Monitoring of sedation and analgesia in ICU is inexact. However, the SAS is one of the most valid and reliable tools for assessment of quality and depth of sedation in adult ICU patients.6 Similarly, the BPS is a valid and reliable tool for assessment of pain.7

Saline may not be a true control. Singh et al. reported that use of saline or 2% lidocaine without alkalization as a liquid media for filling the ETT cuff reduced post-extubation reactions.22 However, it was reasonable to use saline as a control as otherwise it would have been difficult to carry out the study in a blinded fashion.

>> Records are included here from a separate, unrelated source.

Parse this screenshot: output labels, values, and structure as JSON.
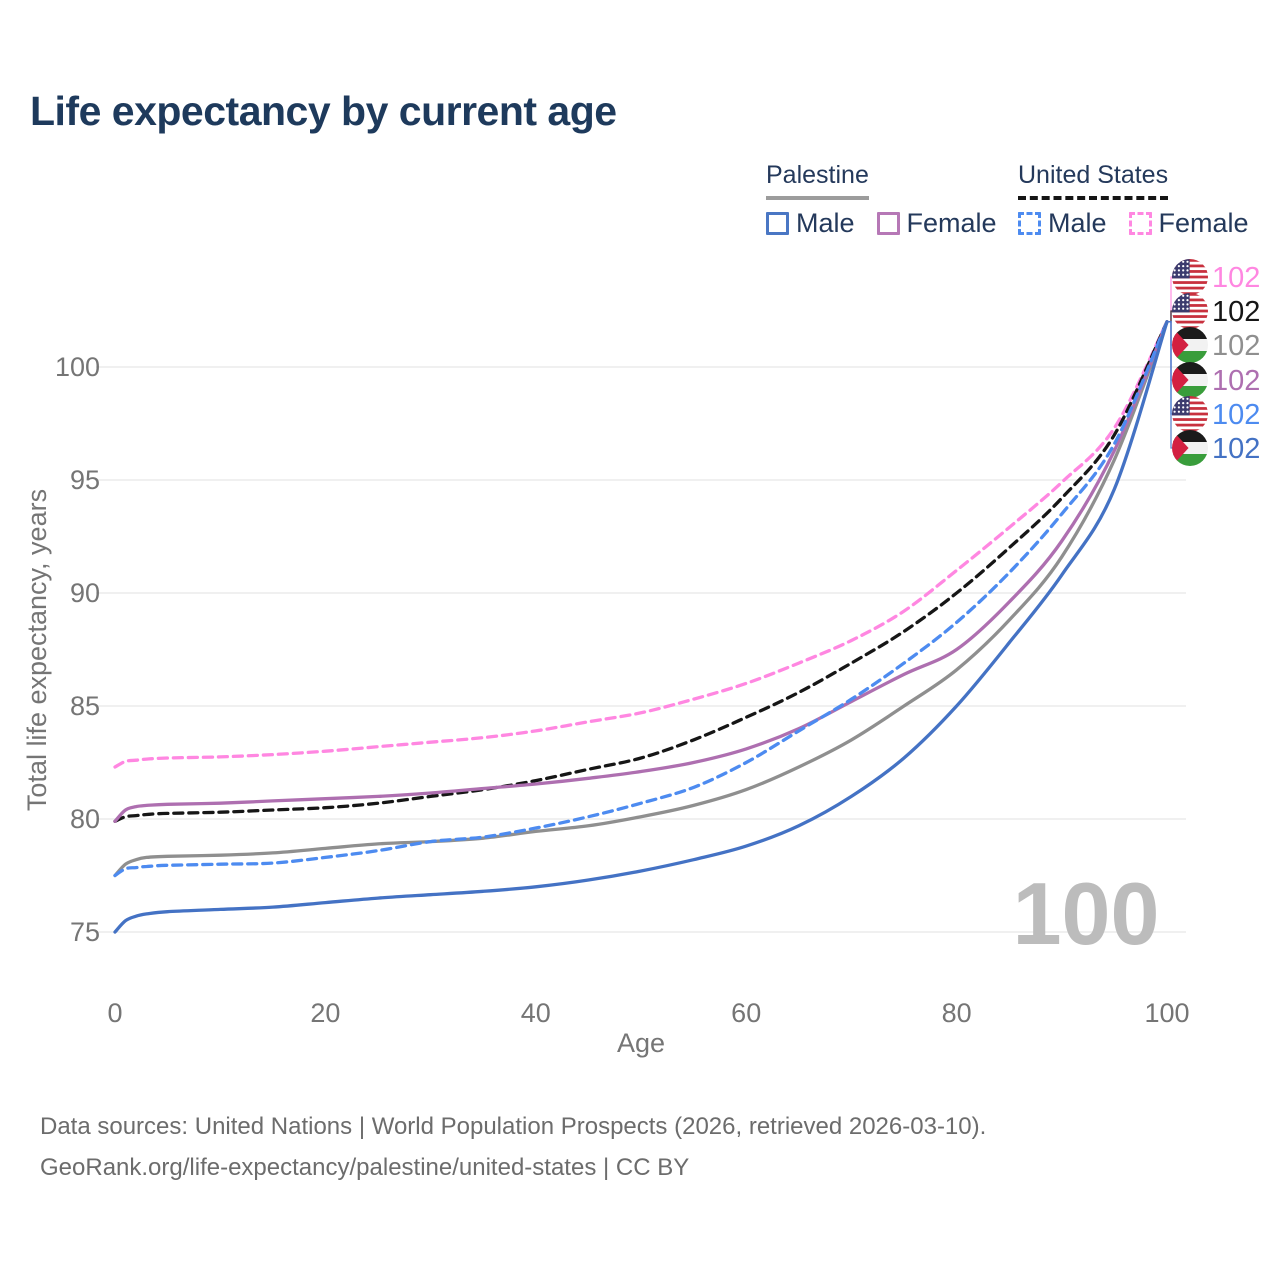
{
  "header": {
    "title": "Life expectancy by current age"
  },
  "legend": {
    "groups": [
      {
        "country": "Palestine",
        "line_style": "solid",
        "underline_color": "#9c9c9c",
        "items": [
          {
            "label": "Male",
            "color": "#4a77c4",
            "style": "solid"
          },
          {
            "label": "Female",
            "color": "#b678b6",
            "style": "solid"
          }
        ]
      },
      {
        "country": "United States",
        "line_style": "dashed",
        "underline_color": "#151515",
        "items": [
          {
            "label": "Male",
            "color": "#4d8bf0",
            "style": "dashed"
          },
          {
            "label": "Female",
            "color": "#ff87e1",
            "style": "dashed"
          }
        ]
      }
    ]
  },
  "chart_data": {
    "type": "line",
    "title": "Life expectancy by current age",
    "xlabel": "Age",
    "ylabel": "Total life expectancy, years",
    "xlim": [
      0,
      100
    ],
    "ylim": [
      75,
      100
    ],
    "x_ticks": [
      0,
      20,
      40,
      60,
      80,
      100
    ],
    "y_ticks": [
      75,
      80,
      85,
      90,
      95,
      100
    ],
    "grid": "horizontal",
    "legend_position": "top-right",
    "age_counter_watermark": "100",
    "ages": [
      0,
      1,
      2,
      3,
      5,
      10,
      15,
      20,
      25,
      30,
      35,
      40,
      45,
      50,
      55,
      60,
      65,
      70,
      75,
      80,
      85,
      90,
      95,
      100
    ],
    "series": [
      {
        "name": "United States Female",
        "country": "United States",
        "sex": "Female",
        "flag": "us",
        "color": "#ff87e1",
        "dashed": true,
        "end_label": "102",
        "values": [
          82.3,
          82.55,
          82.6,
          82.65,
          82.7,
          82.75,
          82.85,
          83.0,
          83.2,
          83.4,
          83.6,
          83.9,
          84.3,
          84.7,
          85.3,
          86.0,
          86.9,
          87.9,
          89.2,
          91.0,
          92.9,
          94.9,
          97.3,
          102
        ]
      },
      {
        "name": "United States Both sexes",
        "country": "United States",
        "sex": "Both",
        "flag": "us",
        "color": "#161616",
        "dashed": true,
        "end_label": "102",
        "values": [
          79.9,
          80.1,
          80.15,
          80.2,
          80.25,
          80.3,
          80.4,
          80.5,
          80.7,
          81.0,
          81.3,
          81.7,
          82.2,
          82.7,
          83.5,
          84.5,
          85.6,
          86.9,
          88.3,
          90.0,
          92.0,
          94.2,
          97.0,
          102
        ]
      },
      {
        "name": "Palestine Both sexes",
        "country": "Palestine",
        "sex": "Both",
        "flag": "ps",
        "color": "#8f8f8f",
        "dashed": false,
        "end_label": "102",
        "values": [
          77.5,
          78.0,
          78.2,
          78.3,
          78.35,
          78.4,
          78.5,
          78.7,
          78.9,
          79.0,
          79.15,
          79.45,
          79.7,
          80.1,
          80.6,
          81.3,
          82.3,
          83.5,
          85.0,
          86.6,
          88.8,
          91.6,
          95.9,
          102
        ]
      },
      {
        "name": "Palestine Female",
        "country": "Palestine",
        "sex": "Female",
        "flag": "ps",
        "color": "#ae6fb0",
        "dashed": false,
        "end_label": "102",
        "values": [
          79.9,
          80.4,
          80.55,
          80.6,
          80.65,
          80.7,
          80.8,
          80.9,
          81.0,
          81.15,
          81.35,
          81.55,
          81.8,
          82.1,
          82.5,
          83.1,
          84.0,
          85.2,
          86.4,
          87.5,
          89.6,
          92.3,
          96.3,
          102
        ]
      },
      {
        "name": "United States Male",
        "country": "United States",
        "sex": "Male",
        "flag": "us",
        "color": "#4d8bf0",
        "dashed": true,
        "end_label": "102",
        "values": [
          77.5,
          77.8,
          77.85,
          77.9,
          77.95,
          78.0,
          78.05,
          78.3,
          78.6,
          79.0,
          79.2,
          79.6,
          80.1,
          80.7,
          81.4,
          82.5,
          83.9,
          85.3,
          86.9,
          88.7,
          90.9,
          93.5,
          96.6,
          102
        ]
      },
      {
        "name": "Palestine Male",
        "country": "Palestine",
        "sex": "Male",
        "flag": "ps",
        "color": "#4472c4",
        "dashed": false,
        "end_label": "102",
        "values": [
          75.0,
          75.5,
          75.7,
          75.8,
          75.9,
          76.0,
          76.1,
          76.3,
          76.5,
          76.65,
          76.8,
          77.0,
          77.3,
          77.7,
          78.2,
          78.8,
          79.7,
          81.0,
          82.7,
          85.0,
          87.8,
          90.8,
          94.6,
          102
        ]
      }
    ]
  },
  "footer": {
    "line1": "Data sources: United Nations | World Population Prospects (2026, retrieved 2026-03-10).",
    "line2": "GeoRank.org/life-expectancy/palestine/united-states | CC BY"
  }
}
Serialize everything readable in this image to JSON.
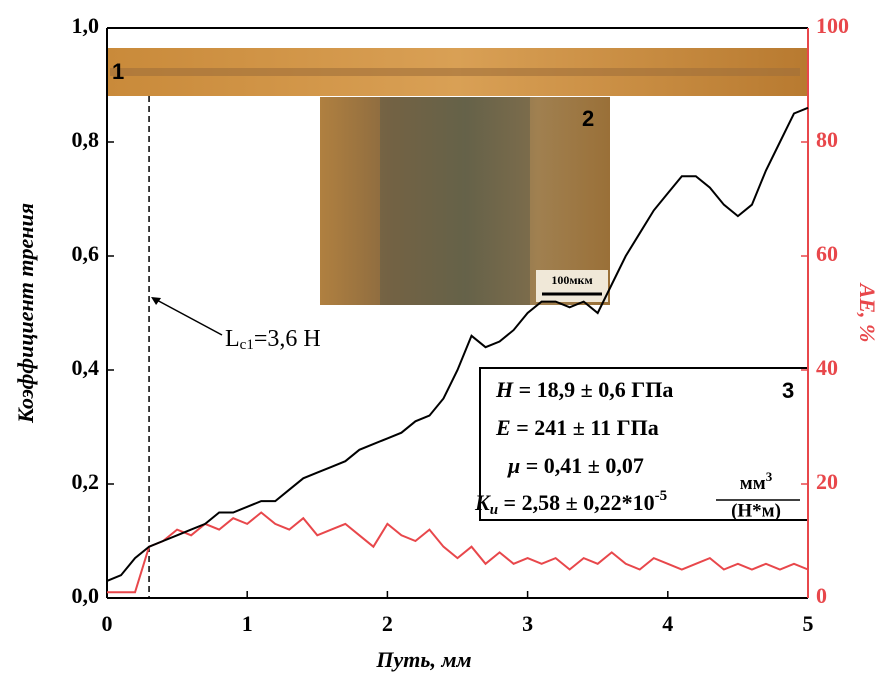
{
  "chart_data": {
    "type": "line",
    "x": [
      0,
      0.1,
      0.2,
      0.3,
      0.4,
      0.5,
      0.6,
      0.7,
      0.8,
      0.9,
      1.0,
      1.1,
      1.2,
      1.3,
      1.4,
      1.5,
      1.6,
      1.7,
      1.8,
      1.9,
      2.0,
      2.1,
      2.2,
      2.3,
      2.4,
      2.5,
      2.6,
      2.7,
      2.8,
      2.9,
      3.0,
      3.1,
      3.2,
      3.3,
      3.4,
      3.5,
      3.6,
      3.7,
      3.8,
      3.9,
      4.0,
      4.1,
      4.2,
      4.3,
      4.4,
      4.5,
      4.6,
      4.7,
      4.8,
      4.9,
      5.0
    ],
    "series": [
      {
        "color": "#000000",
        "values": [
          0.03,
          0.04,
          0.07,
          0.09,
          0.1,
          0.11,
          0.12,
          0.13,
          0.15,
          0.15,
          0.16,
          0.17,
          0.17,
          0.19,
          0.21,
          0.22,
          0.23,
          0.24,
          0.26,
          0.27,
          0.28,
          0.29,
          0.31,
          0.32,
          0.35,
          0.4,
          0.46,
          0.44,
          0.45,
          0.47,
          0.5,
          0.52,
          0.52,
          0.51,
          0.52,
          0.5,
          0.55,
          0.6,
          0.64,
          0.68,
          0.71,
          0.74,
          0.74,
          0.72,
          0.69,
          0.67,
          0.69,
          0.75,
          0.8,
          0.85,
          0.86
        ]
      },
      {
        "color": "#e8474b",
        "axis": "y2",
        "values": [
          1,
          1,
          1,
          9,
          10,
          12,
          11,
          13,
          12,
          14,
          13,
          15,
          13,
          12,
          14,
          11,
          12,
          13,
          11,
          9,
          13,
          11,
          10,
          12,
          9,
          7,
          9,
          6,
          8,
          6,
          7,
          6,
          7,
          5,
          7,
          6,
          8,
          6,
          5,
          7,
          6,
          5,
          6,
          7,
          5,
          6,
          5,
          6,
          5,
          6,
          5
        ]
      }
    ],
    "xlim": [
      0,
      5
    ],
    "xticks": [
      0,
      1,
      2,
      3,
      4,
      5
    ],
    "ylim": [
      0,
      1
    ],
    "yticks": [
      {
        "value": 0,
        "label": "0,0"
      },
      {
        "value": 0.2,
        "label": "0,2"
      },
      {
        "value": 0.4,
        "label": "0,4"
      },
      {
        "value": 0.6,
        "label": "0,6"
      },
      {
        "value": 0.8,
        "label": "0,8"
      },
      {
        "value": 1,
        "label": "1,0"
      }
    ],
    "y2lim": [
      0,
      100
    ],
    "y2ticks": [
      0,
      20,
      40,
      60,
      80,
      100
    ],
    "y2color": "#e8474b",
    "xlabel": "Путь, мм",
    "ylabel": "Коэффициент трения",
    "y2label": "AE, %",
    "annotations": {
      "inset1_label": "1",
      "inset2_label": "2",
      "scale_bar": "100мкм",
      "lc1": {
        "L": "L",
        "sub": "c1",
        "rest": "=3,6 Н",
        "dashed_line_x": 0.3
      },
      "box": {
        "label": "3",
        "lines": [
          {
            "var": "H",
            "text": " = 18,9 ± 0,6 ГПа"
          },
          {
            "var": "E",
            "text": " = 241 ± 11 ГПа"
          },
          {
            "var": "μ",
            "text": " = 0,41 ± 0,07"
          }
        ],
        "k": {
          "var": "K",
          "sub": "и",
          "text": " = 2,58 ± 0,22*10",
          "sup": "-5",
          "num": "мм",
          "num_sup": "3",
          "den": "(Н*м)"
        }
      }
    }
  }
}
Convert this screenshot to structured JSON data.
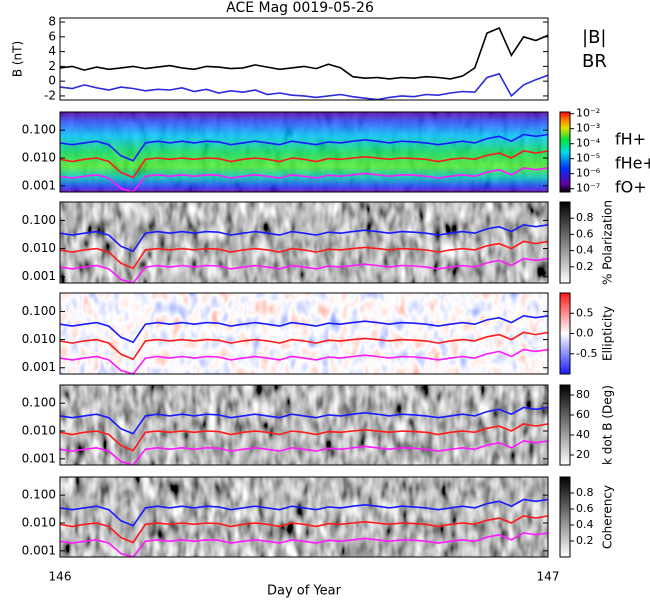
{
  "chart_data": [
    {
      "type": "line",
      "title": "ACE Mag 0019-05-26",
      "ylabel": "B (nT)",
      "x": [
        146,
        146.025,
        146.05,
        146.075,
        146.1,
        146.125,
        146.15,
        146.175,
        146.2,
        146.225,
        146.25,
        146.275,
        146.3,
        146.325,
        146.35,
        146.375,
        146.4,
        146.425,
        146.45,
        146.475,
        146.5,
        146.525,
        146.55,
        146.575,
        146.6,
        146.625,
        146.65,
        146.675,
        146.7,
        146.725,
        146.75,
        146.775,
        146.8,
        146.825,
        146.85,
        146.875,
        146.9,
        146.925,
        146.95,
        146.975,
        147
      ],
      "xlim": [
        146,
        147
      ],
      "ylim": [
        -2.55,
        8.55
      ],
      "yticks": [
        -2,
        0,
        2,
        4,
        6,
        8
      ],
      "series": [
        {
          "name": "|B|",
          "color": "#000000",
          "values": [
            1.8,
            2.0,
            1.5,
            1.9,
            1.6,
            1.8,
            2.0,
            1.7,
            1.9,
            2.1,
            1.8,
            1.6,
            2.0,
            1.9,
            1.7,
            1.8,
            2.2,
            1.9,
            1.6,
            1.8,
            2.0,
            1.7,
            2.3,
            1.8,
            0.6,
            0.4,
            0.5,
            0.3,
            0.5,
            0.4,
            0.6,
            0.5,
            0.3,
            0.7,
            1.8,
            6.5,
            7.2,
            3.5,
            6.0,
            5.5,
            6.2
          ]
        },
        {
          "name": "BR",
          "color": "#2a2ae0",
          "values": [
            -0.8,
            -1.0,
            -0.5,
            -0.9,
            -1.2,
            -0.8,
            -1.0,
            -1.3,
            -1.1,
            -1.2,
            -0.9,
            -1.4,
            -1.1,
            -1.6,
            -1.3,
            -1.5,
            -1.2,
            -1.8,
            -1.6,
            -1.9,
            -2.0,
            -2.2,
            -2.0,
            -1.8,
            -2.1,
            -2.3,
            -2.5,
            -2.2,
            -2.0,
            -2.1,
            -1.8,
            -1.9,
            -1.6,
            -1.4,
            -1.5,
            0.5,
            1.0,
            -2.0,
            -0.5,
            0.2,
            0.8
          ]
        }
      ]
    },
    {
      "type": "spectrogram",
      "style": "rainbow",
      "log": true,
      "ylim": [
        0.0006,
        0.45
      ],
      "yticks": [
        {
          "value": 0.001,
          "label": "0.001"
        },
        {
          "value": 0.01,
          "label": "0.010"
        },
        {
          "value": 0.1,
          "label": "0.100"
        }
      ],
      "x": [
        146,
        146.025,
        146.05,
        146.075,
        146.1,
        146.125,
        146.15,
        146.175,
        146.2,
        146.225,
        146.25,
        146.275,
        146.3,
        146.325,
        146.35,
        146.375,
        146.4,
        146.425,
        146.45,
        146.475,
        146.5,
        146.525,
        146.55,
        146.575,
        146.6,
        146.625,
        146.65,
        146.675,
        146.7,
        146.725,
        146.75,
        146.775,
        146.8,
        146.825,
        146.85,
        146.875,
        146.9,
        146.925,
        146.95,
        146.975,
        147
      ],
      "xlim": [
        146,
        147
      ],
      "colorbar": {
        "log": true,
        "lim": [
          6e-08,
          0.013
        ],
        "ticks": [
          {
            "value": 0.01,
            "label": "10⁻²"
          },
          {
            "value": 0.001,
            "label": "10⁻³"
          },
          {
            "value": 0.0001,
            "label": "10⁻⁴"
          },
          {
            "value": 1e-05,
            "label": "10⁻⁵"
          },
          {
            "value": 1e-06,
            "label": "10⁻⁶"
          },
          {
            "value": 1e-07,
            "label": "10⁻⁷"
          }
        ]
      },
      "series": [
        {
          "name": "fH+",
          "color": "#1a1aff",
          "values": [
            0.035,
            0.03,
            0.035,
            0.04,
            0.03,
            0.012,
            0.008,
            0.035,
            0.04,
            0.035,
            0.04,
            0.035,
            0.04,
            0.038,
            0.03,
            0.035,
            0.04,
            0.035,
            0.03,
            0.04,
            0.035,
            0.03,
            0.038,
            0.035,
            0.04,
            0.045,
            0.04,
            0.035,
            0.04,
            0.038,
            0.035,
            0.03,
            0.035,
            0.04,
            0.035,
            0.05,
            0.06,
            0.04,
            0.07,
            0.06,
            0.07
          ]
        },
        {
          "name": "fHe+",
          "color": "#ff1a1a",
          "values": [
            0.009,
            0.0075,
            0.009,
            0.01,
            0.0075,
            0.003,
            0.002,
            0.009,
            0.01,
            0.009,
            0.01,
            0.009,
            0.01,
            0.0095,
            0.0075,
            0.009,
            0.01,
            0.009,
            0.0075,
            0.01,
            0.009,
            0.0075,
            0.0095,
            0.009,
            0.01,
            0.011,
            0.01,
            0.009,
            0.01,
            0.0095,
            0.009,
            0.0075,
            0.009,
            0.01,
            0.009,
            0.0125,
            0.015,
            0.01,
            0.018,
            0.015,
            0.018
          ]
        },
        {
          "name": "fO+",
          "color": "#ff1aff",
          "values": [
            0.0022,
            0.0019,
            0.0022,
            0.0025,
            0.0019,
            0.0008,
            0.0006,
            0.0022,
            0.0025,
            0.0022,
            0.0025,
            0.0022,
            0.0025,
            0.0024,
            0.0019,
            0.0022,
            0.0025,
            0.0022,
            0.0019,
            0.0025,
            0.0022,
            0.0019,
            0.0024,
            0.0022,
            0.0025,
            0.0028,
            0.0025,
            0.0022,
            0.0025,
            0.0024,
            0.0022,
            0.0019,
            0.0022,
            0.0025,
            0.0022,
            0.0031,
            0.0038,
            0.0025,
            0.0044,
            0.0038,
            0.0044
          ]
        }
      ]
    },
    {
      "type": "spectrogram",
      "style": "gray",
      "log": true,
      "ylim": [
        0.0006,
        0.45
      ],
      "yticks": [
        {
          "value": 0.001,
          "label": "0.001"
        },
        {
          "value": 0.01,
          "label": "0.010"
        },
        {
          "value": 0.1,
          "label": "0.100"
        }
      ],
      "colorbar": {
        "label": "% Polarization",
        "lim": [
          0,
          1
        ],
        "ticks": [
          0.2,
          0.4,
          0.6,
          0.8
        ]
      }
    },
    {
      "type": "spectrogram",
      "style": "redblue",
      "log": true,
      "ylim": [
        0.0006,
        0.45
      ],
      "yticks": [
        {
          "value": 0.001,
          "label": "0.001"
        },
        {
          "value": 0.01,
          "label": "0.010"
        },
        {
          "value": 0.1,
          "label": "0.100"
        }
      ],
      "colorbar": {
        "label": "Ellipticity",
        "lim": [
          -1,
          1
        ],
        "ticks": [
          {
            "value": -0.5,
            "label": "-0.5"
          },
          {
            "value": 0,
            "label": "0.0"
          },
          {
            "value": 0.5,
            "label": "0.5"
          }
        ]
      }
    },
    {
      "type": "spectrogram",
      "style": "gray",
      "log": true,
      "ylim": [
        0.0006,
        0.45
      ],
      "yticks": [
        {
          "value": 0.001,
          "label": "0.001"
        },
        {
          "value": 0.01,
          "label": "0.010"
        },
        {
          "value": 0.1,
          "label": "0.100"
        }
      ],
      "colorbar": {
        "label": "k dot B (Deg)",
        "lim": [
          10,
          90
        ],
        "ticks": [
          20,
          40,
          60,
          80
        ]
      }
    },
    {
      "type": "spectrogram",
      "style": "gray",
      "log": true,
      "ylim": [
        0.0006,
        0.45
      ],
      "yticks": [
        {
          "value": 0.001,
          "label": "0.001"
        },
        {
          "value": 0.01,
          "label": "0.010"
        },
        {
          "value": 0.1,
          "label": "0.100"
        }
      ],
      "colorbar": {
        "label": "Coherency",
        "lim": [
          0,
          1
        ],
        "ticks": [
          0.2,
          0.4,
          0.6,
          0.8
        ]
      },
      "xlabel": "Day of Year",
      "xlim": [
        146,
        147
      ],
      "xticks": [
        146,
        147
      ]
    }
  ]
}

The total dose of lidocaine 68 ± 24 mg over 24 hours in this study (the mean volume used per ETT was 6.8 ± 2.4 ml i.e., 3.4 ± 1.2 ml of 2% lidocaine) is markedly smaller than the lidocaine doses used in the previous studies,12-15 and it is unlikely that toxicity would occur given the dose and duration of this study. On the other hand, lidocaine and NaHCO3 mixture could be irritative if a cuff ruptures. However, in vitro and in vivo studies showed no cuff rupture or obstruction.5,12-15 This is in agreement with the current results. Conversely, some cases of cuff rupture have been reported when lidocaine was used as lubricant or for local anesthesia.23


In conclusion, intracuff alkalinized lidocaine improves ETT tolerance leading to reduction of sedatives and analgesic requirements for mechanically ventilated patients and improvement of patient-ventilator synchronization. This technique offers advantages for patients with cardiovascular disease, intracranial or intraocular hypertension, or hyperactive pulmonary disease. Local anesthetics with longer duration of action (e.g. levobupivacaine) may be beneficial but their safety and efficacy should be further investigated.

Acknowledgment: I sincerely thank the staff of SICU of Tanta University Hospital for their help in this study.

Funding: This work was funded by the authors.

IRB: IRB of Faculty of Medicine, Tanta University.